Alanna had her 18 month check up several days ago. Yes, she is almost 20 months. My intention was to make her 18 month appt when we moved so it could be her first appt with her new Dr but of course we never moved.
Alanna is amazingly healthy. Her heart diagnosis that we recieved overseas was an extra chord (no big deal, like an extra finger). And a small hole that has closed up, no murmur can be heard. But I really wanted her checked out just to give her the all clear on her heart, so she has an appt for an ECHO next Friday.
I find it interesting that both times I've taken her to the dr. for her routine check ups they hand me the same sheet they hand me when I take my other children. This just seems odd to me. I'm not overly sensitive, trust me, but couldn't there be an alternative with real information on children who have Down Syndrome? Does everyone's elses doctors do it the same way?
Also, I had read about the Down Syndrome Growth Chart. Our children with designer genes tend to be smaller, so there is a custom growth chart. The doctor didn't refer to that, he used the typical growth chart. Again, it does not offend me, but as a mother wouldn't I want to know how my child is doing in comparison to children like her. Again, I'm not seperating her. But how would you feel if you took your child to the doctor and they used a growth chart for children with Down Syndrome. Would that tell you anything about their development?

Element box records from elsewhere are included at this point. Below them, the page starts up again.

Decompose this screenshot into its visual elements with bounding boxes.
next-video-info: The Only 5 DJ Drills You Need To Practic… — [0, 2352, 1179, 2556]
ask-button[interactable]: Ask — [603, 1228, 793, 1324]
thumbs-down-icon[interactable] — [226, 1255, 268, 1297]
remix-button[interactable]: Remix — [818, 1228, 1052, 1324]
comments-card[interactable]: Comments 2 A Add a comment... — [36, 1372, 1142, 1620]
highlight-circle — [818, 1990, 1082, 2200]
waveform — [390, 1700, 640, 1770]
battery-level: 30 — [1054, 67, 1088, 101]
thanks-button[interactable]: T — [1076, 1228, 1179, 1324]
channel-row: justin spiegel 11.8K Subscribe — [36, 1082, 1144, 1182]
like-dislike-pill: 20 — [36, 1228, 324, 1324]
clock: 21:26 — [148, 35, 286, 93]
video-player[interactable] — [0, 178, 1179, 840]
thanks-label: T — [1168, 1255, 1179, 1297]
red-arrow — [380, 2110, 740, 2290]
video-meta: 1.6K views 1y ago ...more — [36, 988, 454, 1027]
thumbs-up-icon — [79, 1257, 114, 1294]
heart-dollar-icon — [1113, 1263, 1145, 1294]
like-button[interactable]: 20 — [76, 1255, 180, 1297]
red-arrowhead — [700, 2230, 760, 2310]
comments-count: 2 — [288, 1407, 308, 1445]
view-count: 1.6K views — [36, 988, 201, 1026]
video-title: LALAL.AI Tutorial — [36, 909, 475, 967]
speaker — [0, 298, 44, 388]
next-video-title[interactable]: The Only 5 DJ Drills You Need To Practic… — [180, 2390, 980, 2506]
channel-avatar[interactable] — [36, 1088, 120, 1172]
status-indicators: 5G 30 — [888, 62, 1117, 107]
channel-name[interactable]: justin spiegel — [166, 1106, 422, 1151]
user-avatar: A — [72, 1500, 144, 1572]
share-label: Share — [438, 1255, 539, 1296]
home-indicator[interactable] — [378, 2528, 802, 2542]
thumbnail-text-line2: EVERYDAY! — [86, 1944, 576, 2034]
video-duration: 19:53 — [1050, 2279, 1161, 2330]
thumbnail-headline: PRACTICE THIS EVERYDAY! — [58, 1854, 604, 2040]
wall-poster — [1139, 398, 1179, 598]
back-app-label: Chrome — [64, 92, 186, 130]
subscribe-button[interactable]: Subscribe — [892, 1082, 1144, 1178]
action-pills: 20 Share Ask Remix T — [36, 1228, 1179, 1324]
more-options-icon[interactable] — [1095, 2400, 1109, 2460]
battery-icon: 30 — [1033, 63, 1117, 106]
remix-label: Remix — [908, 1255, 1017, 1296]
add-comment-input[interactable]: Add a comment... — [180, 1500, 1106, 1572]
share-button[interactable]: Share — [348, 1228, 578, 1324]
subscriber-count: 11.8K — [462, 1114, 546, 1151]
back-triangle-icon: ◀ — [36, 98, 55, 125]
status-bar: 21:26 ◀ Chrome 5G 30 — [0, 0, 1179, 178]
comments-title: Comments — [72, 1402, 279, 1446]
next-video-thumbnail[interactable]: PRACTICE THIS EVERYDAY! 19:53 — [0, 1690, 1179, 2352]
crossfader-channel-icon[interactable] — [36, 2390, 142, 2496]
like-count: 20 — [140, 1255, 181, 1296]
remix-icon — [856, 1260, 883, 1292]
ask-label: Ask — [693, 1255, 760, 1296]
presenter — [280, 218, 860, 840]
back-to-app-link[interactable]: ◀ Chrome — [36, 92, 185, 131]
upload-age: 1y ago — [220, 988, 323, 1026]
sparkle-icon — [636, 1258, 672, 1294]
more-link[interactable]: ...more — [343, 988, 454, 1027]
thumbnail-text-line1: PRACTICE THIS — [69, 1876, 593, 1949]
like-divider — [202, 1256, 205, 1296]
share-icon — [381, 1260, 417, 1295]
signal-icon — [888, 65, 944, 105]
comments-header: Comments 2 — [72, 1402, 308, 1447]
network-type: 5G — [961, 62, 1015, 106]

My Lanna girl is 90th percentile on height
50th percentile on weight
and 75th for head cirmcumference
That is on the Down Syndrome Scale, I forget what the dr said about the typical scale.
The Down Syndrome Scale can be found here www.growthcharts.com
I'm going to do another post on our ENT visit and see what you guys have to say about that, I love others input.
She goes to PT once a week, both myself and the PTs agreed this was adequate, she is very strong for a child with Down Syndrome and I work with her at home as well. She will be starting OT with an a lady out of her home soon. There is very limited resources in our area for pediatric PT and OT, it is shocking really. My girls see some great PTs but it was like pulling teeth to get them access at first. I only found out about the OT through someone else who goes to her.
Alanna does not handle the immunizations well. (please don't start an immunization debate on my blog, there are other places for that) I only allow them to give her several at a time and she still runs a low grade fever after and sleeps the next day away. We woke her up from her nap after she'd been sleeping for 5.5 hours!!